There is never a time when it’s ok to touch your father’s junk. NEVER. Yet, after becoming his part-time caregiver, my father’s junk has become an accidental part of my world.

A little bit of filler.

I moved my dad back to California after my mom died in Texas a little over 3 years now. Cali is where I was born and raised and where my dad grew up. So it seemed like a good plan to bring him back to his family. Little did we know about a year and half later that his brain would take a crapper after suffering two strokes and we would be faced with a million new challenges.

You see I’m an only child and this has all of this has become my new life. Obviously, this was never something I planned for and, to be fair, neither did he. Under our new life as father and daughter, it would seem that planning anything from here on out wouldn’t be that great of an idea.

lori-and-dad-3

Now back to the story at hand.

After spending 2 months in rehab, I was finally able to bring him home. Dad was desperately longing for a long hot shower. Long hot showers are his greatest joy. He doesn’t know what the drought means, because when it comes to his shower he will soak until the water turns cold.

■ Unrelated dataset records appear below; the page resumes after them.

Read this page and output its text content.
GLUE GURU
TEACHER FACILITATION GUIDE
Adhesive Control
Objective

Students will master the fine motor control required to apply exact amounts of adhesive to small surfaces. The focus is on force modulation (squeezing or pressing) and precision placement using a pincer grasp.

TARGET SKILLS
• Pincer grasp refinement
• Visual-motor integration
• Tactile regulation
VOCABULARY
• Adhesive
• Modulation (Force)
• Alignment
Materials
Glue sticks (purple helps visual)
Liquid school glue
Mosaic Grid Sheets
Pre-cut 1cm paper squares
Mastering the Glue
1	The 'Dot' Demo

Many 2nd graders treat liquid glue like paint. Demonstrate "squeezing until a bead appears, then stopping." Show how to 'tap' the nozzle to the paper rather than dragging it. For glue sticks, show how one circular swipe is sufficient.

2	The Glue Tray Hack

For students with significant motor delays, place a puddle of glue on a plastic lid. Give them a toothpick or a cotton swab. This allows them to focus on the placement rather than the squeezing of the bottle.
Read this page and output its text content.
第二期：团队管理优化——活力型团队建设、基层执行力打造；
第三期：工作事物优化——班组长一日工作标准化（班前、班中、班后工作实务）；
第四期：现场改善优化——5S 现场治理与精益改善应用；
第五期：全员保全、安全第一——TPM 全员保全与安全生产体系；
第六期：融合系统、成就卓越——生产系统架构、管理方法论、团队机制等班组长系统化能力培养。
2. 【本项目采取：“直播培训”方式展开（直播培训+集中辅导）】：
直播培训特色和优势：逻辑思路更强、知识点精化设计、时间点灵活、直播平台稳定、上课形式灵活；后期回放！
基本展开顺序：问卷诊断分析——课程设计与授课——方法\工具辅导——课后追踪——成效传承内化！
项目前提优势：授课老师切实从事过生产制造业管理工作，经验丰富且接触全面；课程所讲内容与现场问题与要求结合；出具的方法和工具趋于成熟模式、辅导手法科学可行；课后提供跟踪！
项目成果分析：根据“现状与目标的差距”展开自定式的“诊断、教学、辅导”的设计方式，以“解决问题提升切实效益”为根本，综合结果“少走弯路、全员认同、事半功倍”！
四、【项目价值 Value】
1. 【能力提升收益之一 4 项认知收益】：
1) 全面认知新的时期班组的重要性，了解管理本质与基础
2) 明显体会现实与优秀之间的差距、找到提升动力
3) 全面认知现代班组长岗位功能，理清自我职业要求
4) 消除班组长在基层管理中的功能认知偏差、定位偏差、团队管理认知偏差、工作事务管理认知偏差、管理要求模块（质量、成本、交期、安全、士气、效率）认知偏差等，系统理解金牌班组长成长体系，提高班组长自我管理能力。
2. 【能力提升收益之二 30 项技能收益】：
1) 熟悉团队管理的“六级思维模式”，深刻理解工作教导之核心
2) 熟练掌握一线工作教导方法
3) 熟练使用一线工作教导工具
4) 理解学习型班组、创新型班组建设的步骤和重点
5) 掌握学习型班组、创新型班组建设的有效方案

So on my first day as a caregiver, we attempted to get him in the shower. Any caregiver will tell you, this is considered “advanced caregiving” and since this was our first try, we were having some difficulty. I told him to leave his shorts on and I would help him swing his legs over the edge of the tub. Then, after I left, he could toss his shorts out.

It was a good plan. But remember what I said about planning?

After some juggling, he was able to finally take that long shower he’d been fantasizing about for months. Undisturbed. Long and hot.

lori-and-dad-2

After some time, I heard him yelling out for me.

It seems we did not account for the bench in the tub to be squishy soft. Yes the bench in the tub, left by the previous owner, was basically foam on a board with a waterproof upholstery fabric wrapped around it.

Dad’s butt cheeks were stuck and he couldn’t lift them far enough off the bench to swing his legs out to get out of the shower. I was mortified, there was my poor dad, naked in front of me for the first time and his ass cheeks were stuck.

I grabbed a towel so that he could cover himself and eventually was able to maneuver enough to get a hand towel under him so that he could swing his legs out enough to get himself out. By this point, the awkwardness of his nakedness was pretty much gone and all we could do was laugh about it.

On a side note, I grew up with a grandmother, my dad’s mother, who walked around the house completely nude. We’re talking full everything. So nudity wasn’t really an issue, it was just that… you know… it was my DAD!

We continued to laugh ourselves through the situation until he was able to get to a point where he could wrap a towel around himself.

Once in the his bedroom, he attempted to sit on the edge of the bed and totally missed! I jumped into action to keep him from hitting the ground and I found my forearm right in between his legs where his junk landed! If you thought we were laughing before…

“Dad! First your ass cheeks and now your junk!?”

This can’t be happening, I thought as I guided him to the edge of the bed with his junk on my forearm.

“Stop pushing!” He yelled.

“Dad you’re falling, what do you want me to do!?”

“You’re squishing my nads!”

The comedy continued until we were finally able to get him back on the edge of the bed. Crisis averted but I’ll never really be able to get that experience out of my head.

lori-and-dad-4

Let’s face it, touching your father’s junk should NEVER happen. NEVER. But when you’re a caregiver, “never” becomes subjective.

This was only the first day of my experience as a caregiver. It has been almost 2 years now and the challenges keep coming. No matter how much you want to plan or try to plan, there really will be a lot of bumps along the way.

In the end, you can only take everything one day at a time. And even through all the stresses of not knowing what’s coming next, I have been able to find a way to be optimistic and as helpful as I possibly can. My dad is worth it.

Even if it means accidentally touching his junk.